Abu Adel, 65, said the internecine fighting harmed only Palestinians, not Israel. "I ask God to calm them down and make them stop before we have more dead," he added.

ABBAS URGES DIALOGUE

Abbas renewed calls for dialogue with Hamas, which won a majority in a 2006 parliamentary poll, and said an independent Palestinian committee should investigate Friday's blast.

Speaking in Cairo after talks with Egyptian President Hosni Mubarak, Abbas said the attack was regrettable and unacceptable, but rejected Hamas accusations that Fatah was behind it.

He said Egypt would invite representatives of Palestinian factions "within days" to dialogue sessions in Cairo. Past attempts to mend fences between Hamas and Fatah have collapsed.

Hamas official Sami Abu Zuhri rejected Abbas's call to form an investigative committee, and said it "would bypass the legitimate government, and the Hamas security forces who are doing their job".

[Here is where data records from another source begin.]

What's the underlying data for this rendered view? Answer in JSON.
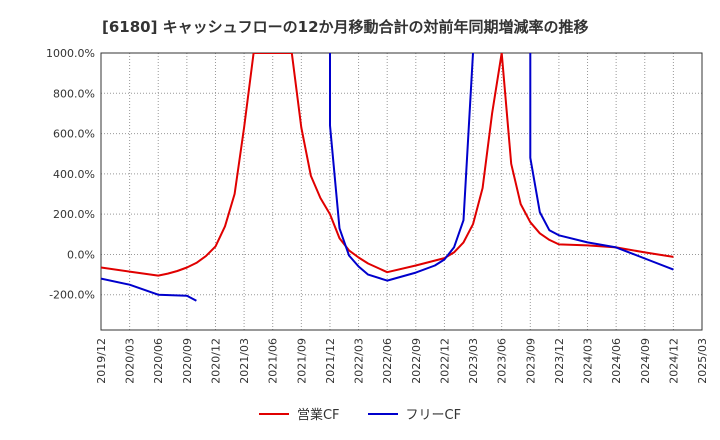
{
  "chart_data": {
    "type": "line",
    "title": "[6180]  キャッシュフローの12か月移動合計の対前年同期増減率の推移",
    "xlabel": "",
    "ylabel": "",
    "ylim": [
      -375,
      1000
    ],
    "yticks": [
      1000,
      800,
      600,
      400,
      200,
      0,
      -200
    ],
    "ytick_labels": [
      "1000.0%",
      "800.0%",
      "600.0%",
      "400.0%",
      "200.0%",
      "0.0%",
      "-200.0%"
    ],
    "x_tick_labels": [
      "2019/12",
      "2020/03",
      "2020/06",
      "2020/09",
      "2020/12",
      "2021/03",
      "2021/06",
      "2021/09",
      "2021/12",
      "2022/03",
      "2022/06",
      "2022/09",
      "2022/12",
      "2023/03",
      "2023/06",
      "2023/09",
      "2023/12",
      "2024/03",
      "2024/06",
      "2024/09",
      "2024/12",
      "2025/03"
    ],
    "grid": true,
    "legend_position": "bottom",
    "series": [
      {
        "name": "営業CF",
        "color": "#e00000",
        "points": [
          [
            "2019-12",
            -65
          ],
          [
            "2020-03",
            -85
          ],
          [
            "2020-06",
            -105
          ],
          [
            "2020-07",
            -95
          ],
          [
            "2020-08",
            -82
          ],
          [
            "2020-09",
            -65
          ],
          [
            "2020-10",
            -42
          ],
          [
            "2020-11",
            -8
          ],
          [
            "2020-12",
            40
          ],
          [
            "2021-01",
            140
          ],
          [
            "2021-02",
            300
          ],
          [
            "2021-03",
            630
          ],
          [
            "2021-04",
            1000
          ],
          [
            "2021-08",
            1000
          ],
          [
            "2021-09",
            630
          ],
          [
            "2021-10",
            390
          ],
          [
            "2021-11",
            280
          ],
          [
            "2021-12",
            200
          ],
          [
            "2022-01",
            80
          ],
          [
            "2022-02",
            20
          ],
          [
            "2022-03",
            -15
          ],
          [
            "2022-04",
            -45
          ],
          [
            "2022-06",
            -88
          ],
          [
            "2022-09",
            -55
          ],
          [
            "2022-12",
            -18
          ],
          [
            "2023-01",
            10
          ],
          [
            "2023-02",
            60
          ],
          [
            "2023-03",
            150
          ],
          [
            "2023-04",
            330
          ],
          [
            "2023-05",
            700
          ],
          [
            "2023-06",
            1000
          ],
          [
            "2023-07",
            450
          ],
          [
            "2023-08",
            250
          ],
          [
            "2023-09",
            160
          ],
          [
            "2023-10",
            105
          ],
          [
            "2023-11",
            72
          ],
          [
            "2023-12",
            50
          ],
          [
            "2024-03",
            45
          ],
          [
            "2024-06",
            35
          ],
          [
            "2024-09",
            10
          ],
          [
            "2024-12",
            -12
          ]
        ]
      },
      {
        "name": "フリーCF",
        "color": "#0000cc",
        "segments": [
          [
            [
              "2019-12",
              -120
            ],
            [
              "2020-03",
              -150
            ],
            [
              "2020-06",
              -200
            ],
            [
              "2020-09",
              -205
            ],
            [
              "2020-10",
              -230
            ]
          ],
          [
            [
              "2021-12",
              1000
            ],
            [
              "2021-12",
              640
            ],
            [
              "2022-01",
              130
            ],
            [
              "2022-02",
              -5
            ],
            [
              "2022-03",
              -60
            ],
            [
              "2022-04",
              -100
            ],
            [
              "2022-06",
              -130
            ],
            [
              "2022-09",
              -90
            ],
            [
              "2022-11",
              -55
            ],
            [
              "2022-12",
              -25
            ],
            [
              "2023-01",
              35
            ],
            [
              "2023-02",
              170
            ],
            [
              "2023-03",
              1000
            ]
          ],
          [
            [
              "2023-09",
              1000
            ],
            [
              "2023-09",
              480
            ],
            [
              "2023-10",
              210
            ],
            [
              "2023-11",
              120
            ],
            [
              "2023-12",
              95
            ],
            [
              "2024-03",
              60
            ],
            [
              "2024-06",
              35
            ],
            [
              "2024-09",
              -20
            ],
            [
              "2024-12",
              -75
            ]
          ]
        ]
      }
    ]
  }
}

Abu Zuhri also said investigations into Friday's deaths showed senior Fatah officials were involved.

"The bombing and killings in Gaza proved that Fatah was not interested in dialogue with Hamas, and all they aspired to was to cause anarchy and chaos," the Hamas spokesman said.

Hamas rejects demands by Abbas, who joined U.S.-sponsored peace talks with Israel last year, that it cede control of Gaza.

An Egyptian-brokered truce between Israel and Hamas in Gaza took effect last month. It calls on Hamas to halt rocket fire in return for Israel easing its embargo of the poverty-stricken territory. The truce does not extend to the West Bank.

Israeli troops killed a Hamas militant, Shihab al-Natsheh, in the West Bank city of Hebron. Hamas's armed wing, the Izz el-Deen al-Qassam Brigade, vowed a "swift and painful" revenge.

An Israeli army spokesman said Natsheh, 25, was killed during an exchange of fire with troops who came to arrest him. The army said he had made the bomb belt used in a suicide attack in the Israeli town of Dimona in February that killed an Israeli woman and the two Palestinian attackers.